"Kita lakukan perampasan terhadap orang yang menikmati harta benda itu. Ini merupakan terobosan saja, supaya pihak-pihak yang menikmati ini dapat kita jangkau," tutur Jaksa Penuntut Umum dari KPK Agus Salim kepada wartawan di Pengadilan Negeri Tipikor, Senin (11/3/2011).

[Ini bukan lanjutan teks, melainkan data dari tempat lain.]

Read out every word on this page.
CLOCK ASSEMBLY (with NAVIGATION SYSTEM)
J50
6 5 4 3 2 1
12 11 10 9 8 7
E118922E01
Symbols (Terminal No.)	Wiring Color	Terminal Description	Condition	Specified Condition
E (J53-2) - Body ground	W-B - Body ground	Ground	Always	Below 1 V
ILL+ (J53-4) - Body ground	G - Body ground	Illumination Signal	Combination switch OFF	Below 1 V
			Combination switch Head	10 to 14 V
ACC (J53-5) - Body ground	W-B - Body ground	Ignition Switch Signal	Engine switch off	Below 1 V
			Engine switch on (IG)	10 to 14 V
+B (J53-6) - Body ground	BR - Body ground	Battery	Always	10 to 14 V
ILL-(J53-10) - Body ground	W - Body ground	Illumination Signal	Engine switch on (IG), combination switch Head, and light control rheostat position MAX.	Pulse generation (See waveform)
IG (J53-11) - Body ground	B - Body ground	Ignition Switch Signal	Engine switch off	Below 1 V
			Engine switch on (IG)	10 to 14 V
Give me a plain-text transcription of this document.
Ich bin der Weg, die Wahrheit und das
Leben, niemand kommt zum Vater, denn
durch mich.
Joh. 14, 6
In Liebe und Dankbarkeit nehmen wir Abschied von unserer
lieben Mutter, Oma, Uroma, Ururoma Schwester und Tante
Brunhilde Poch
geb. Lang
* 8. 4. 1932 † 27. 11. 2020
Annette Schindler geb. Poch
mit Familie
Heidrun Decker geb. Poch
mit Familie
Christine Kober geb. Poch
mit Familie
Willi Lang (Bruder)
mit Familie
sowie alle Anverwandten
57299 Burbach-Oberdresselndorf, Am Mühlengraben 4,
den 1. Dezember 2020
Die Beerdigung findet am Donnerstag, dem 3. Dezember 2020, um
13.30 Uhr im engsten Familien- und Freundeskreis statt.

Menurut Agus, apa yang dilakukannya dan tim merupakan pengejawantahan dari pasal 18 Undang-undang no 31 tahun 1999 tentang Tindak Pidana Korupsi. Dalam pasal itu disebutkan, terdapat pidana tambahan yang dapat dikenakan kepada terdakwa yakni perampasan barang bergerak yang berwujud atau yang tidak berwujud atau barang tidak bergerak yang digunakan untuk atau yang diperoleh dari tindak pidana korupsi, termasuk perusahaan milik terpidana di mana tindak pidana korupsi dilakukan, begitu pula dari barang yang menggantikan barang-barang tersebut.
SCROLL TO CONTINUE WITH CONTENT
Dalam tuntutannya, Agus dan anggota jaksa lainnya meminta majelis hakim agar beberapa pihak yang terkait dengan Sjafii, untuk turut membayar uang pengganti karena diduga turut menikmati uang korupsi. Mereka adalah Raditya Krisna (menantu) sebesar Rp 455 juta, Syabita Syafirna (anak) sebesar Rp 1,5 miliar, Dicky Yusuf sebesar Rp 140 juta dan Yuniati Siregar Rp 20 juta.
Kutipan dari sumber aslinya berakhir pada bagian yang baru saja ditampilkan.